Так, в неокантианских теоретических проектах М. Вебера и Г. Зиммеля картезианскому дуализму противополагается идея мира смыслов, как пограничного царства, расположенного между миром ценностей и миром бытия (Г. Риккерт). Именно в нем локализован предмет социологии. Смысл, по выражению Г. Риккерта, есть нечто «независимо противостоящее этому миру». Вебер стоит на тех же позициях: смысл примера на вычитание не содержится в бумаге, на которой этот пример написан (равно как не содержится он и в «психике» решающего его ученика). И психическое, и материальное остаются в мире бытия, тогда как социальное принадлежит царству смыслов, которое данному миру независимо противопоставлено. Таким образом, социология отказывается от изучения «вещей per se», ограничив предмет своего исследования их социальными смыслами. Вернуть в социологическое рассуждение вещность, значит разомкнуть каузальные ряды, отказаться от признания суверенитета социального, а вместе с ним – от самостоятельности социологии.
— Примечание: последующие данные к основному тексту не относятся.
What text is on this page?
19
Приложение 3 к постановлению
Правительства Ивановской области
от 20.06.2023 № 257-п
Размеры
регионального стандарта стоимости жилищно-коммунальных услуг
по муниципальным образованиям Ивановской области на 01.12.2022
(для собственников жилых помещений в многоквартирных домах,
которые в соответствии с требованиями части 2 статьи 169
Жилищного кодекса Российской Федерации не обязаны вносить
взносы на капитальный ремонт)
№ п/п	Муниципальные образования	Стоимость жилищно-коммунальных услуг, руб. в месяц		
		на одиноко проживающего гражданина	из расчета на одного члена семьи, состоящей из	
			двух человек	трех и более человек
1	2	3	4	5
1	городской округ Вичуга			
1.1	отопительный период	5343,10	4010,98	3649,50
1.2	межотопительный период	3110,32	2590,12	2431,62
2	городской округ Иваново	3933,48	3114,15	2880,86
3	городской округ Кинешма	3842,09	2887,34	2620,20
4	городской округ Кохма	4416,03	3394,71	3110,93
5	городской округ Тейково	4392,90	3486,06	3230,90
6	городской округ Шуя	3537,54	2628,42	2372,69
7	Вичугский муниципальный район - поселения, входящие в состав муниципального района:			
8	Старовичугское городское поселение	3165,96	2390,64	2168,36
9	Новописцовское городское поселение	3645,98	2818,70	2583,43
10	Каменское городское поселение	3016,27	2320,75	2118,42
Собственно, редукция вещи к ее социальному смыслу – это одна из первых социологических концептуализаций материального объекта. Данный тип рассуждения о материальности ярко представлен в текстах Георга Зиммеля. Зиммель единственный классик социологии, посвятивший ряд работ отдельным материальным предметам («Руина», «Мост и дверь», «Рама картины», «Ручка»). Однако предметы для него – суть смысловые, а не материальные единства.
Комплексы свойств, которые мы называем вещами, со всеми законами их взаимосвязи и развития, мы можем представить себе в их чисто предметном, логическом значении и, совершенно независимо от этого спрашивать, осуществлены ли эти понятия или внутренние созерцания… Этот содержательный смысл и определенность объектов не затрагиваются вопросом о том, обнаруживаются ли они затем в бытии [Georg Simmel 1992; цит. по Филиппов 2003: 82].
Такая постановка вопроса позволяет Зиммелю говорить о различных в восприятии вещах, как об «экземплярах» и «видах» (Ausgestaltungen) одной и той же вещи, его занимает не онтология, а логика вещей. Именно проблематизация «социальной логики вещей» позволяет ему утверждать, что «характер вещи зависит в конечном счете от того, является она целым или частью»: например, рама картины
…повторяет общее жизненное затруднение, которое заключается в том, что элементы общностей, тем не менее, претендуют на то, чтобы быть автономным целым для себя сами. Из этого видно, какое бесконечно тонкое равновесие выступлений и отступлений, должна удерживать рама, чтобы с наглядностью разрешать задачу разделяющего и объединяющего посредничества между произведением искусства и его окружением – задача, аналогией которой является историческое взаимодействие индивидуума и общества [Зиммель 2006а: 53].
Иными словами, материальный предмет – рама картины – служит проекцией двойственности социального отношения – отношения индивида и общества. Пограничное положение рамы, не являющейся ни частью самой картины, ни частью ее фона, служит для Зиммеля иллюстрацией занимающей его социологической проблемы «пограничности» как таковой.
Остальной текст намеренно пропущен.